“We are the Elite and you will never get this.”- Troupe 7451
This weekend I went to ThesCon and I had one of the most interesting experiences of my life. In all honesty up until earlier last week I wasn’t really convinced that I wanted to go. I mean the idea of having to leave my wonderfully comfy room for musty cold one; in order to spend my weekend at a Thespian Convention didn’t really float my boat. Yet, there isn’t one thing about this weekend that I would change. I would even watch the worst plays in the history of plays, The Murderous Mansion of Mr. Uno, again as long as I had my same show buddy with me. You never realize how important your company is until your thrown into a situation where the suffering is so immense that their presence and equal suffering makes you feel a little better.
Better than my company were the three count them THREE workshops I got to take. I find it interesting that the only two workshops I took started with two really intense meditations that literally rocked my world. I don’t know why but I always find it surprising when I experience a really amazing meditation outside of a yoga/spiritual center. Back to the workshops though I think my favorite one was “The Natural Actor” workshop I took. It was really intense and the woman chose me and my partner to often act in front of the class and it was definitely nerve racking. One of my insecurities when it comes to my acting is that I am afraid that I am not natural enough on stage; like that my instincts are off and that I am just awkward to watch. I like that the class used sense memory as part of it’s technique to act realistically. While I didn’t enjoy it when I was introduced to it before, since it totally doesn’t go with the idea of “living truthfully under imaginary circumstances,” I found it okay this time.

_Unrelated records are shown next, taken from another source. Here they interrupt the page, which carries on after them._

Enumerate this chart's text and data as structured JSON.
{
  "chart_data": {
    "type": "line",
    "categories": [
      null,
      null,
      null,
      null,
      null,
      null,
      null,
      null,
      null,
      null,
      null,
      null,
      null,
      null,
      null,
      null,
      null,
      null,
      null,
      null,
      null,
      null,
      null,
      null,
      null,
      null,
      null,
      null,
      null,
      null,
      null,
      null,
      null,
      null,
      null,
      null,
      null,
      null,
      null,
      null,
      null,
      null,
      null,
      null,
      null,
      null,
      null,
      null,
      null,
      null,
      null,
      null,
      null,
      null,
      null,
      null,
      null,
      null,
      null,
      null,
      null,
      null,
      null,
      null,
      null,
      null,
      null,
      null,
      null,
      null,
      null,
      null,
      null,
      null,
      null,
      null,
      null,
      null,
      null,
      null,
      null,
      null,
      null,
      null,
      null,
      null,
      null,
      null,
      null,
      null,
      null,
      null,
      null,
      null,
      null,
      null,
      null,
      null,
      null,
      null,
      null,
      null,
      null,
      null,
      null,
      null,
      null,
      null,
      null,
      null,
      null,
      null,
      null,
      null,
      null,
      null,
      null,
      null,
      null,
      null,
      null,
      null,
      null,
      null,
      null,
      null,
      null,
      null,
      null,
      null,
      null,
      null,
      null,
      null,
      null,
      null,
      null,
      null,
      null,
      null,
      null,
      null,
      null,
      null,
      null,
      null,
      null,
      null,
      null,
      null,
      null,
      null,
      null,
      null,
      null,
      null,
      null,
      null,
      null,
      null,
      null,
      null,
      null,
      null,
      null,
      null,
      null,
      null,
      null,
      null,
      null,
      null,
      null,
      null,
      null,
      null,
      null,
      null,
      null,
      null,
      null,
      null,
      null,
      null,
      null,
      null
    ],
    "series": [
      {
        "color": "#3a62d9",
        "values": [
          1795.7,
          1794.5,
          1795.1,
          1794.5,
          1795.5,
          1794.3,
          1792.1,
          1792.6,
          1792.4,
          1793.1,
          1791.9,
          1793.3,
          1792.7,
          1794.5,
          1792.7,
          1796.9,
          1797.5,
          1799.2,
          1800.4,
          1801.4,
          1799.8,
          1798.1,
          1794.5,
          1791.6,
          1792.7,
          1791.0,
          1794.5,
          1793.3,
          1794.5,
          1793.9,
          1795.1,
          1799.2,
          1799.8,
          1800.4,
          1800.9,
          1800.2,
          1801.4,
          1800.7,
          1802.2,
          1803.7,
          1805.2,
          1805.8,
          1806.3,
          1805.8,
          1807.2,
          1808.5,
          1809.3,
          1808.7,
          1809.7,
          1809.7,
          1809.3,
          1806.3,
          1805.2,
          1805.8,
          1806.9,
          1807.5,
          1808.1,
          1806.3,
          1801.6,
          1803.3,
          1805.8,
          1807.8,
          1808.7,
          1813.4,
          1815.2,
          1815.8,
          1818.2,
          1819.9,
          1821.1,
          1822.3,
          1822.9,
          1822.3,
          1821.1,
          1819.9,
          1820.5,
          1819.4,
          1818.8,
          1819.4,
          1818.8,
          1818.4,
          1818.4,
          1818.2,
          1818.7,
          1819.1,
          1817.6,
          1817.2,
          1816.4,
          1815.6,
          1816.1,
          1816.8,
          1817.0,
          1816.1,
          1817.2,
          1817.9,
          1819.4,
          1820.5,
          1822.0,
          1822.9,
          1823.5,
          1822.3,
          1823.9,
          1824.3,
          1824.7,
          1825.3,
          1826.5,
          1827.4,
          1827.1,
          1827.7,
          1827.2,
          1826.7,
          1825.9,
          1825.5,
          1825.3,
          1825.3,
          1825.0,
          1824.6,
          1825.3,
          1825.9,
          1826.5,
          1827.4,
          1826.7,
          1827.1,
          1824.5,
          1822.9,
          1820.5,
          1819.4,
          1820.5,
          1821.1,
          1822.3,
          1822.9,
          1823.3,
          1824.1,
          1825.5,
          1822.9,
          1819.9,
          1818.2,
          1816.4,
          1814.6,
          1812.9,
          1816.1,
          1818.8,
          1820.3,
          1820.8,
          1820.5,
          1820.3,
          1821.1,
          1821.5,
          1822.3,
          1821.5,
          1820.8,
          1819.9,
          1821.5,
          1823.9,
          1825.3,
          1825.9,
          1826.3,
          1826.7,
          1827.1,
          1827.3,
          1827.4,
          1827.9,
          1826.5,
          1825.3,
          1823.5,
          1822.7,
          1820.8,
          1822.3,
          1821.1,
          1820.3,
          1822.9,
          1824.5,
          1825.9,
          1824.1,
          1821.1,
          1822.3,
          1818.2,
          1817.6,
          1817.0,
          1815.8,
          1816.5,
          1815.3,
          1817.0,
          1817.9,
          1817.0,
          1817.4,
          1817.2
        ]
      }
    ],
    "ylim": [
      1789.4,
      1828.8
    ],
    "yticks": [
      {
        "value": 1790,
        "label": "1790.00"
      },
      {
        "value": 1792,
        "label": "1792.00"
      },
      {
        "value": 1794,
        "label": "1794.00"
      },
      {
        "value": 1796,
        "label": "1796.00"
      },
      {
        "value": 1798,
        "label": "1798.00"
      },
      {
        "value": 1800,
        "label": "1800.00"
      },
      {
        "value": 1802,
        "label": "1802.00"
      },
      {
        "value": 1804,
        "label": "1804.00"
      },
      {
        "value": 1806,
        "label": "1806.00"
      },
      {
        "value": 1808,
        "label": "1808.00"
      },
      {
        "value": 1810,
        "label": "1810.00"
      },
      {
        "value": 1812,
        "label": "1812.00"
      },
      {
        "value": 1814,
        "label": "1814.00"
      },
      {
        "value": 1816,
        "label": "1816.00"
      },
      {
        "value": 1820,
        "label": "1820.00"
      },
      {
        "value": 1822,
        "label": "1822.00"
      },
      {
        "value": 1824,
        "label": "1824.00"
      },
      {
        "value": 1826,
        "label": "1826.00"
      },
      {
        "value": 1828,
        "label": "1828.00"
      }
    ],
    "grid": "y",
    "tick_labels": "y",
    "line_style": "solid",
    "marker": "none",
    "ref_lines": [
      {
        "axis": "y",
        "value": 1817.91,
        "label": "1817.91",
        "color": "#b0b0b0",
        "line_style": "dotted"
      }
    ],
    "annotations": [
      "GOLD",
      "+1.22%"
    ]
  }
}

My favorite instructor was Ray Horn a man who I was far to quick to judge. His thick Georgia accent and homely old man exterior had me questioning; but by the end of the class not only did I realize that he had really nice blue eyes but that he was also really funny and totally knowledgeable. He described the pain of watching the audition of a really bad actor who thinks their good and the realization that that person is really giving it the best they can. He was witty and brought up audition scenarios that guys and girls a like can take advise from. I found that when I am hypocritical in my actions that the universe has no problem reminding me that all people have something worthy of hearing.
This weekend was personal in a lot of ways and while there’s a lot that can be said I feel like it shouldn’t be. I am excited to know that I have new forgotten memory that’s clearly fading from my hands. ThesCon was an experience I am glad I've had.